The Long History of Interest Rates

Written by: April Lunar

Unless you are in economic denial, as an adult, you know that when you buy something substantial or borrow a substantial asset, such as a new car which costs $30,000 but you only have $5,000 cash to pay with, then you will not only have to pay the loan back but to pay interest.

And interest rates fluctuate greatly, depending on the economy.

Home Mortgage rates are an ideal rate to determine the cost of interest overall because they typically reflect the most stable and best loans being made, which are often backed by government guarantees.

In 1971 the overall rate for home loans in the U.S. was 7.54 percent.
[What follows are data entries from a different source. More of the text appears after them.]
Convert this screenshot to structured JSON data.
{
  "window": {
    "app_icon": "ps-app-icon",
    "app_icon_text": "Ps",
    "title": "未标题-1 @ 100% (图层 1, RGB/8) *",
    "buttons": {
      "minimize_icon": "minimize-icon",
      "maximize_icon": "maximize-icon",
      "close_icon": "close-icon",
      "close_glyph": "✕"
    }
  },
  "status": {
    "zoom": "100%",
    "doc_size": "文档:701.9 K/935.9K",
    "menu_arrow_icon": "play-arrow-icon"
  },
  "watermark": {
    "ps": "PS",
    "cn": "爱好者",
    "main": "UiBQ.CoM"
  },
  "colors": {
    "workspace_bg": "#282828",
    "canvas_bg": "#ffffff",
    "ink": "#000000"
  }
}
By the middle 70s, interest had climbed to around 9 percent, and by 1980 it had skyrocketed to 13.74 percent.

Interest rates reached a historic high of over 16 percent in 1981 and 1982, and it took nearly 10 years before they dipped below 10 percent. Today, interest rates on home loans are as low as 3.6 percent APR.

Interest is not new, it’s actually quite old

According to historian Paul Johnson, a British Historian, and author, as far back as 5,000 B.C., Middle East Civilizations saw various lenders providing loans on food,

Interest rates in ancient times could be as much as 20 percent, and it should be noted that interest rates have sparked controversy for thousands of years.
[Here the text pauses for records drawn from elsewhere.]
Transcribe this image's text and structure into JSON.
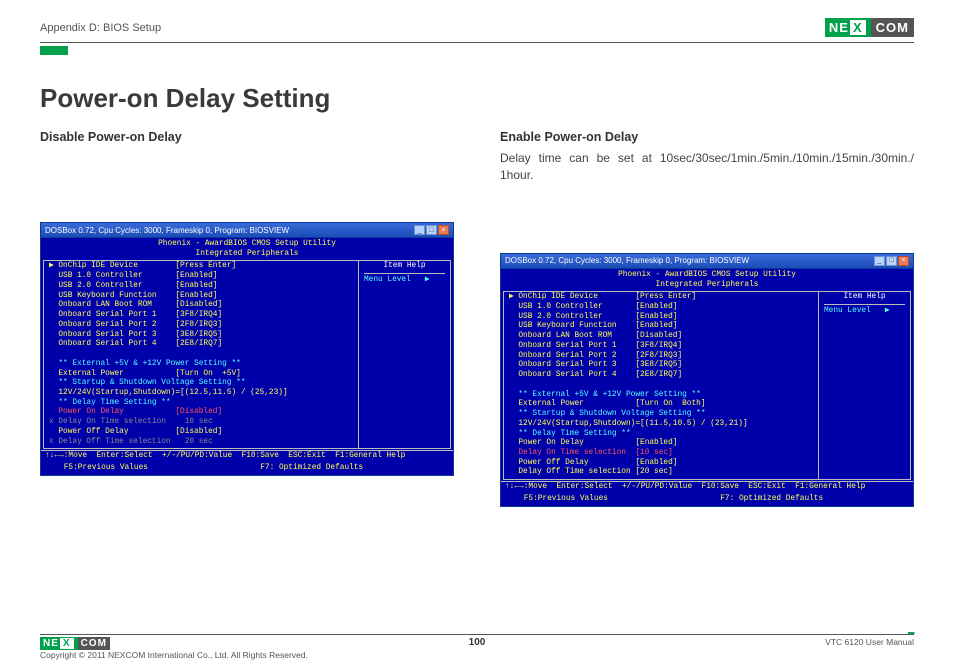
{
  "header": {
    "appendix": "Appendix D: BIOS Setup",
    "brand_left": "NE",
    "brand_x": "X",
    "brand_right": "COM"
  },
  "title": "Power-on Delay Setting",
  "left": {
    "heading": "Disable Power-on Delay"
  },
  "right": {
    "heading": "Enable Power-on Delay",
    "body": "Delay time can be set at 10sec/30sec/1min./5min./10min./15min./30min./ 1hour."
  },
  "win": {
    "title": "DOSBox 0.72, Cpu Cycles:   3000, Frameskip  0, Program: BIOSVIEW",
    "min": "_",
    "max": "□",
    "close": "×"
  },
  "bios_common": {
    "hdr1": "Phoenix - AwardBIOS CMOS Setup Utility",
    "hdr2": "Integrated Peripherals",
    "side_head": "Item Help",
    "side_menu": "Menu Level   ▶",
    "foot1": "↑↓←→:Move  Enter:Select  +/-/PU/PD:Value  F10:Save  ESC:Exit  F1:General Help",
    "foot2": "    F5:Previous Values                        F7: Optimized Defaults"
  },
  "bios_left": {
    "lines": [
      {
        "t": "▶ OnChip IDE Device        [Press Enter]",
        "c": "yellow"
      },
      {
        "t": "  USB 1.0 Controller       [Enabled]",
        "c": "yellow"
      },
      {
        "t": "  USB 2.0 Controller       [Enabled]",
        "c": "yellow"
      },
      {
        "t": "  USB Keyboard Function    [Enabled]",
        "c": "yellow"
      },
      {
        "t": "  Onboard LAN Boot ROM     [Disabled]",
        "c": "yellow"
      },
      {
        "t": "  Onboard Serial Port 1    [3F8/IRQ4]",
        "c": "yellow"
      },
      {
        "t": "  Onboard Serial Port 2    [2F8/IRQ3]",
        "c": "yellow"
      },
      {
        "t": "  Onboard Serial Port 3    [3E8/IRQ5]",
        "c": "yellow"
      },
      {
        "t": "  Onboard Serial Port 4    [2E8/IRQ7]",
        "c": "yellow"
      },
      {
        "t": " ",
        "c": ""
      },
      {
        "t": "  ** External +5V & +12V Power Setting **",
        "c": "cyan"
      },
      {
        "t": "  External Power           [Turn On  +5V]",
        "c": "yellow"
      },
      {
        "t": "  ** Startup & Shutdown Voltage Setting **",
        "c": "cyan"
      },
      {
        "t": "  12V/24V(Startup,Shutdown)=[(12.5,11.5) / (25,23)]",
        "c": "yellow"
      },
      {
        "t": "  ** Delay Time Setting **",
        "c": "cyan"
      },
      {
        "t": "  Power On Delay           [Disabled]",
        "c": "red"
      },
      {
        "t": "x Delay On Time selection    10 sec",
        "c": "gray"
      },
      {
        "t": "  Power Off Delay          [Disabled]",
        "c": "yellow"
      },
      {
        "t": "x Delay Off Time selection   20 sec",
        "c": "gray"
      }
    ]
  },
  "bios_right": {
    "lines": [
      {
        "t": "▶ OnChip IDE Device        [Press Enter]",
        "c": "yellow"
      },
      {
        "t": "  USB 1.0 Controller       [Enabled]",
        "c": "yellow"
      },
      {
        "t": "  USB 2.0 Controller       [Enabled]",
        "c": "yellow"
      },
      {
        "t": "  USB Keyboard Function    [Enabled]",
        "c": "yellow"
      },
      {
        "t": "  Onboard LAN Boot ROM     [Disabled]",
        "c": "yellow"
      },
      {
        "t": "  Onboard Serial Port 1    [3F8/IRQ4]",
        "c": "yellow"
      },
      {
        "t": "  Onboard Serial Port 2    [2F8/IRQ3]",
        "c": "yellow"
      },
      {
        "t": "  Onboard Serial Port 3    [3E8/IRQ5]",
        "c": "yellow"
      },
      {
        "t": "  Onboard Serial Port 4    [2E8/IRQ7]",
        "c": "yellow"
      },
      {
        "t": " ",
        "c": ""
      },
      {
        "t": "  ** External +5V & +12V Power Setting **",
        "c": "cyan"
      },
      {
        "t": "  External Power           [Turn On  Both]",
        "c": "yellow"
      },
      {
        "t": "  ** Startup & Shutdown Voltage Setting **",
        "c": "cyan"
      },
      {
        "t": "  12V/24V(Startup,Shutdown)=[(11.5,10.5) / (23,21)]",
        "c": "yellow"
      },
      {
        "t": "  ** Delay Time Setting **",
        "c": "cyan"
      },
      {
        "t": "  Power On Delay           [Enabled]",
        "c": "yellow"
      },
      {
        "t": "  Delay On Time selection  [10 sec]",
        "c": "red"
      },
      {
        "t": "  Power Off Delay          [Enabled]",
        "c": "yellow"
      },
      {
        "t": "  Delay Off Time selection [20 sec]",
        "c": "yellow"
      }
    ]
  },
  "footer": {
    "copyright": "Copyright © 2011 NEXCOM International Co., Ltd. All Rights Reserved.",
    "page": "100",
    "manual": "VTC 6120 User Manual"
  }
}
Interest was still a point of controversy and philosophical argument all the way up to the 1930s, with John Maynard Keyes and Keysian economics, but today, interest rates in banks are expected and taken for granted.

Borrower beware

Modern banking is regulated by the various national banks or in the case of the United States the Federal Reserve bank as well as the rules of the country.

While various state banks have the objective of both stabilizing a countries economics, general they do their best to keep interest rates appropriate. However, it doesn’t always work out that way in practice.
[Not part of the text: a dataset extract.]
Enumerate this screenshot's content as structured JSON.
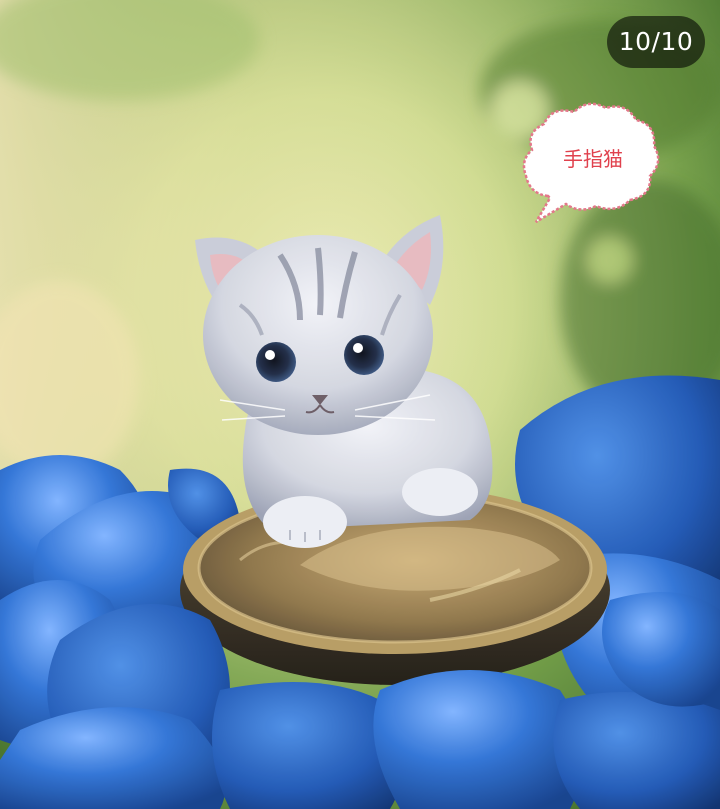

Consider the case of the United States, however. There is no Federal law controlling interest rates. That’s left to the States. But even though most states have usury laws to keep things in check, in general, usury laws have more holes in them than the plot of a Sharknado Film.

For example, in Kansas, the maximum credit card debt is 15 percent. In South Carolina, it’a 8.75 percent. Based upon this fact alone, you would think thousands would be moving to Charleston each year.

But not so fast. The average credit card APR in the United States is currently at 16 percent, and that applies equally to Kansas and South Carolina. How so?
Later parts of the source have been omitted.